According to the University of Michigan, Couzens Hall was built in 1926 at a cost of $600,000. A six-story east addition in 1955 doubled space in the hall. Originally it was a women-only facility for campus nurses; today, it’s co-ed with single- and double-occupancy rooms. Nearby Mosher-Jordan and Stockwell residence halls have been similarly renovated by Wabridge in recent years.
“The renovation of Couzens Hall continues the vital momentum in the Residential Life Initiatives to improve the residential facilities on campus and to strengthen the connections between living and learning,” said U-M Vice President for Student Affairs E. Royster Harper. “Input from students, faculty and staff, as well as national benchmark data for campus residential communities, were very important in informing this recommendation to the regents. We will continue to engage students and others as the vision for Couzens develops.”
Walbridge become the first construction company in Michigan to receive the Star Award for safety and health excellence from the Michigan Occupational Safety and Health Administration (MIOSHA). Under the new Michigan Voluntary Protection Program for Construction (MVPPC), Walbridge was recognized in September for its exemplary safety program and practices at the Couzens Hall renovation project.
“The university is fully committed to operating safely at all times and we applaud Walbridge for its emphasis on safety,” said Marina Roelofs, executive director, Architecture, Engineering and Construction at U-M. “We value their purposeful approach and the way they hold themselves and their subcontractors accountable.”
The MVPP program has been in place in Michigan since 1998 for general industry. MIOSHA worked with construction industry leaders to create the MVPPC. The program recognizes the specialized work conducted by contractors and subcontractors. To qualify for the Star Award on a fixed-base project, companies must be in business at least three years, have a history of successful partnering with MIOSHA, show a superior commitment to safety and proof of outstanding programs, and have injury and illness rates at or below the national average in a very hazardous industry, according to MIOSHA.
“The Star Award recognizes the highest level of achievement in the state for occupational safety and health management in construction,” MIOSHA Director Doug Kalinowski said. “The industry plays a vital role in the state’s economy and higher education is a key to Michigan’s future. Walbridge and the University of Michigan have created a partnership at Couzens Hall that demonstrates how a shared vision for safety and consistent follow-through can yield exemplary results.”
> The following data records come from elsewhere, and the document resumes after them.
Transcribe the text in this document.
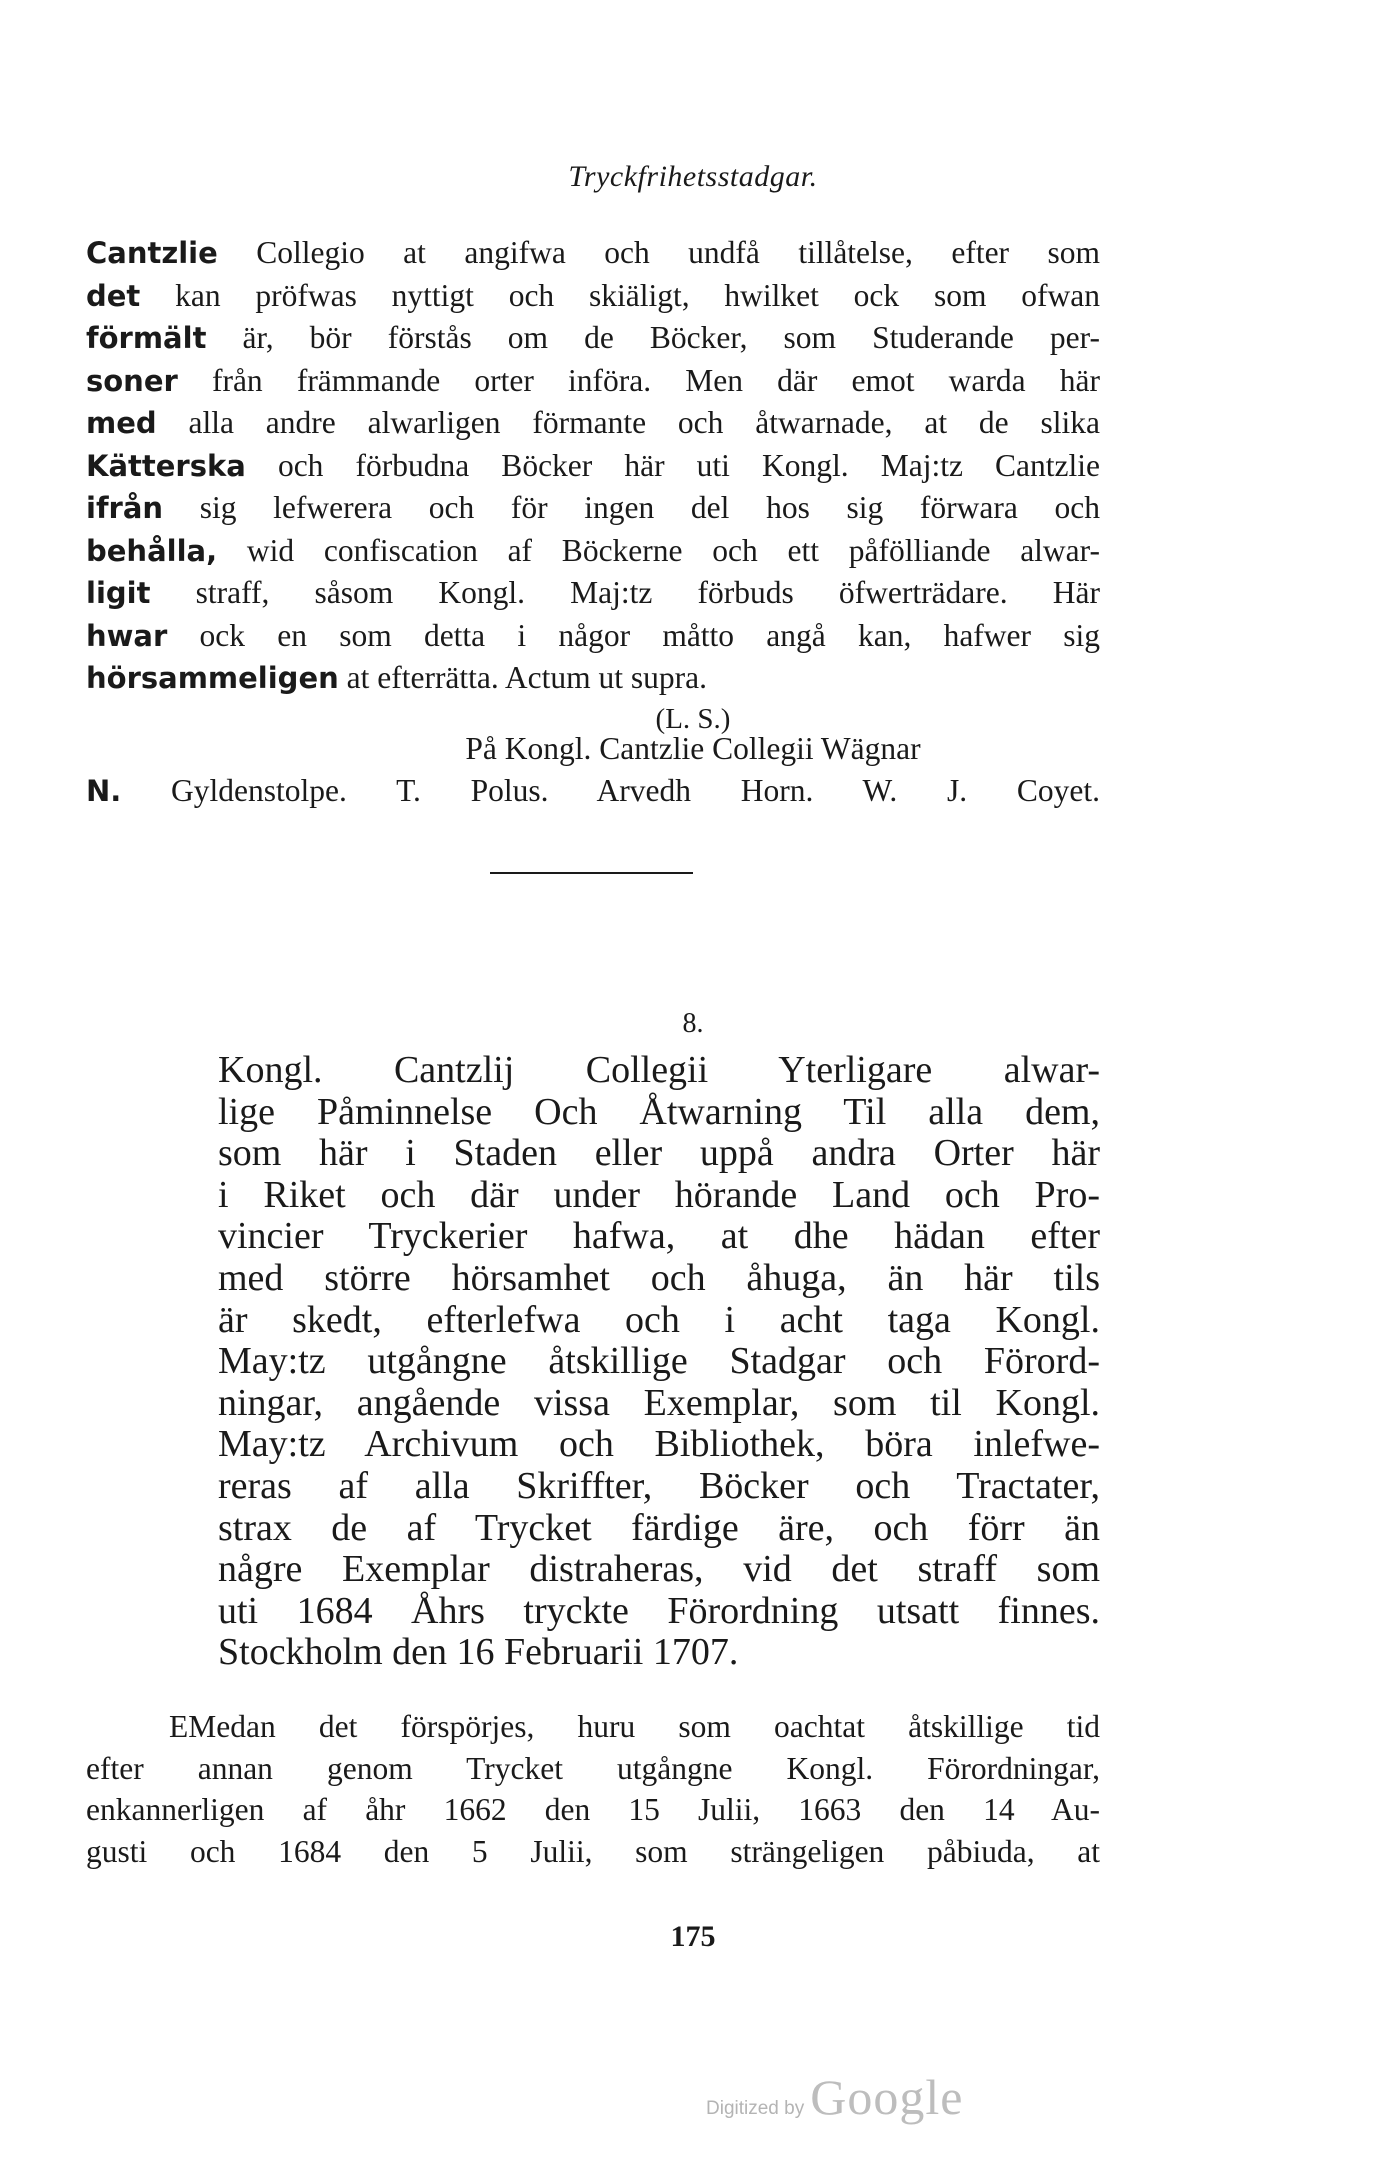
Tryckfrihetsstadgar.
Cantzlie Collegio at angifwa och undfå tillåtelse, efter som
det kan pröfwas nyttigt och skiäligt, hwilket ock som ofwan
förmält är, bör förstås om de Böcker, som Studerande per-
soner från främmande orter införa. Men där emot warda här
med alla andre alwarligen förmante och åtwarnade, at de slika
Kätterska och förbudna Böcker här uti Kongl. Maj:tz Cantzlie
ifrån sig lefwerera och för ingen del hos sig förwara och
behålla, wid confiscation af Böckerne och ett påfölliande alwar-
ligit straff, såsom Kongl. Maj:tz förbuds öfwerträdare. Här
hwar ock en som detta i någor måtto angå kan, hafwer sig
hörsammeligen at efterrätta. Actum ut supra.
(L. S.)
På Kongl. Cantzlie Collegii Wägnar
N. Gyldenstolpe. T. Polus. Arvedh Horn. W. J. Coyet.
8.
Kongl. Cantzlij Collegii Yterligare alwar-
lige Påminnelse Och Åtwarning Til alla dem,
som här i Staden eller uppå andra Orter här
i Riket och där under hörande Land och Pro-
vincier Tryckerier hafwa, at dhe hädan efter
med större hörsamhet och åhuga, än här tils
är skedt, efterlefwa och i acht taga Kongl.
May:tz utgångne åtskillige Stadgar och Förord-
ningar, angående vissa Exemplar, som til Kongl.
May:tz Archivum och Bibliothek, böra inlefwe-
reras af alla Skriffter, Böcker och Tractater,
strax de af Trycket färdige äre, och förr än
någre Exemplar distraheras, vid det straff som
uti 1684 Åhrs tryckte Förordning utsatt finnes.
Stockholm den 16 Februarii 1707.
EMedan det förspörjes, huru som oachtat åtskillige tid
efter annan genom Trycket utgångne Kongl. Förordningar,
enkannerligen af åhr 1662 den 15 Julii, 1663 den 14 Au-
gusti och 1684 den 5 Julii, som strängeligen påbiuda, at
175
Digitized by Google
Walbridge has been repeatedly recognized for the quality and effectiveness of its safety programs. In March 2010, the company was awarded first place in the 2009 Associated General Contractors of America Construction Safety and Excellence Awards competition, recognizing it as best in the nation for safety in the Building Division (1 million – 4 million hours worked category).
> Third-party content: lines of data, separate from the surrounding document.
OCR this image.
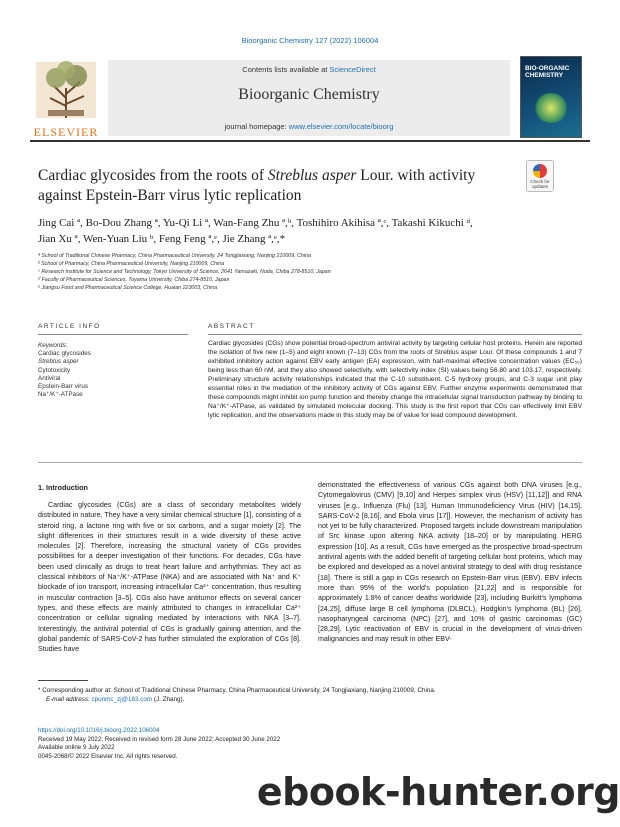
Bioorganic Chemistry 127 (2022) 106004
ELSEVIER
Contents lists available at ScienceDirect
Bioorganic Chemistry
journal homepage: www.elsevier.com/locate/bioorg
BIO-ORGANIC
CHEMISTRY
Check for updates
Cardiac glycosides from the roots of Streblus asper Lour. with activity against Epstein-Barr virus lytic replication
Jing Cai ª, Bo-Dou Zhang ª, Yu-Qi Li ª, Wan-Fang Zhu ª,ᵇ, Toshihiro Akihisa ª,ᶜ, Takashi Kikuchi ᵈ,
Jian Xu ª, Wen-Yuan Liu ᵇ, Feng Feng ª,ᵉ, Jie Zhang ª,ᵉ,*
ª School of Traditional Chinese Pharmacy, China Pharmaceutical University, 24 Tongjiaxiang, Nanjing 210009, China
ᵇ School of Pharmacy, China Pharmaceutical University, Nanjing 210009, China
ᶜ Research Institute for Science and Technology, Tokyo University of Science, 2641 Yamazaki, Noda, Chiba 278-8510, Japan
ᵈ Faculty of Pharmaceutical Sciences, Toyama University, Chiba 274-8510, Japan
ᵉ Jiangsu Food and Pharmaceutical Science College, Huaian 223003, China
ARTICLE INFO	ABSTRACT
Keywords:
Cardiac glycosides
Streblus asper
Cytotoxicity
Antiviral
Epstein-Barr virus
Na⁺/K⁺-ATPase
Cardiac glycosides (CGs) show potential broad-spectrum antiviral activity by targeting cellular host proteins. Herein are reported the isolation of five new (1–5) and eight known (7–13) CGs from the roots of Streblus asper Lour. Of these compounds 1 and 7 exhibited inhibitory action against EBV early antigen (EA) expression, with half-maximal effective concentration values (EC₅₀) being less than 60 nM, and they also showed selectivity, with selectivity index (SI) values being 56.80 and 103.17, respectively. Preliminary structure activity relationships indicated that the C-10 substituent, C-5 hydroxy groups, and C-3 sugar unit play essential roles in the mediation of the inhibitory activity of CGs against EBV. Further enzyme experiments demonstrated that these compounds might inhibit ion pump function and thereby change the intracellular signal transduction pathway by binding to Na⁺/K⁺-ATPase, as validated by simulated molecular docking. This study is the first report that CGs can effectively limit EBV lytic replication, and the observations made in this study may be of value for lead compound development.
1. Introduction
Cardiac glycosides (CGs) are a class of secondary metabolites widely distributed in nature. They have a very similar chemical structure [1], consisting of a steroid ring, a lactone ring with five or six carbons, and a sugar moiety [2]. The slight differences in their structures result in a wide diversity of these active molecules [2]. Therefore, increasing the structural variety of CGs provides possibilities for a deeper investigation of their functions. For decades, CGs have been used clinically as drugs to treat heart failure and arrhythmias. They act as classical inhibitors of Na⁺/K⁺-ATPase (NKA) and are associated with Na⁺ and K⁺ blockade of ion transport, increasing intracellular Ca²⁺ concentration, thus resulting in muscular contraction [3–5]. CGs also have antitumor effects on several cancer types, and these effects are mainly attributed to changes in intracellular Ca²⁺ concentration or cellular signaling mediated by interactions with NKA [3–7]. Interestingly, the antiviral potential of CGs is gradually gaining attention, and the global pandemic of SARS-CoV-2 has further stimulated the exploration of CGs [8]. Studies have
demonstrated the effectiveness of various CGs against both DNA viruses [e.g., Cytomegalovirus (CMV) [9,10] and Herpes simplex virus (HSV) [11,12]] and RNA viruses [e.g., Influenza (Flu) [13], Human Immunodeficiency Virus (HIV) [14,15], SARS-CoV-2 [8,16], and Ebola virus [17]]. However, the mechanism of activity has not yet to be fully characterized. Proposed targets include downstream manipulation of Src kinase upon altering NKA activity [18–20] or by manipulating HERG expression [10]. As a result, CGs have emerged as the prospective broad-spectrum antiviral agents with the added benefit of targeting cellular host proteins, which may be explored and developed as a novel antiviral strategy to deal with drug resistance [18]. There is still a gap in CGs research on Epstein-Barr virus (EBV). EBV infects more than 95% of the world's population [21,22] and is responsible for approximately 1.8% of cancer deaths worldwide [23], including Burkitt's lymphoma [24,25], diffuse large B cell lymphoma (DLBCL), Hodgkin's lymphoma (BL) [26], nasopharyngeal carcinoma (NPC) [27], and 10% of gastric carcinomas (GC) [28,29]. Lytic reactivation of EBV is crucial in the development of virus-driven malignancies and may result in other EBV-
* Corresponding author at: School of Traditional Chinese Pharmacy, China Pharmaceutical University, 24 Tongjiaxiang, Nanjing 210009, China.
E-mail address: cpunmc_zj@163.com (J. Zhang).
https://doi.org/10.1016/j.bioorg.2022.106004
Received 19 May 2022; Received in revised form 28 June 2022; Accepted 30 June 2022
Available online 9 July 2022
0045-2068/© 2022 Elsevier Inc. All rights reserved.
ebook-hunter.org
Walbridge Chairman and CEO John Rakolta, Jr. pointed to the important contributions made by company employees and subcontractors. “Our employees and construction partners made this happen,” he said. “This honor is the result of efforts they make every day to think about safety and to act safely. Safety is a core value and not a part-time obligation with us.”
COUZENS HALL on the University of Michigan Campus is Ann Arbor is in the process of being gutted and refurbished with modern mechanical systems. Common areas on the lower floors are also being re-purposed.
PULLING 120 VOLT wire in a 5th floor hallway at Couzens Hall in Ann Arbor is Lecia Cochran of IBEW Local 252, working for Maryland Electric.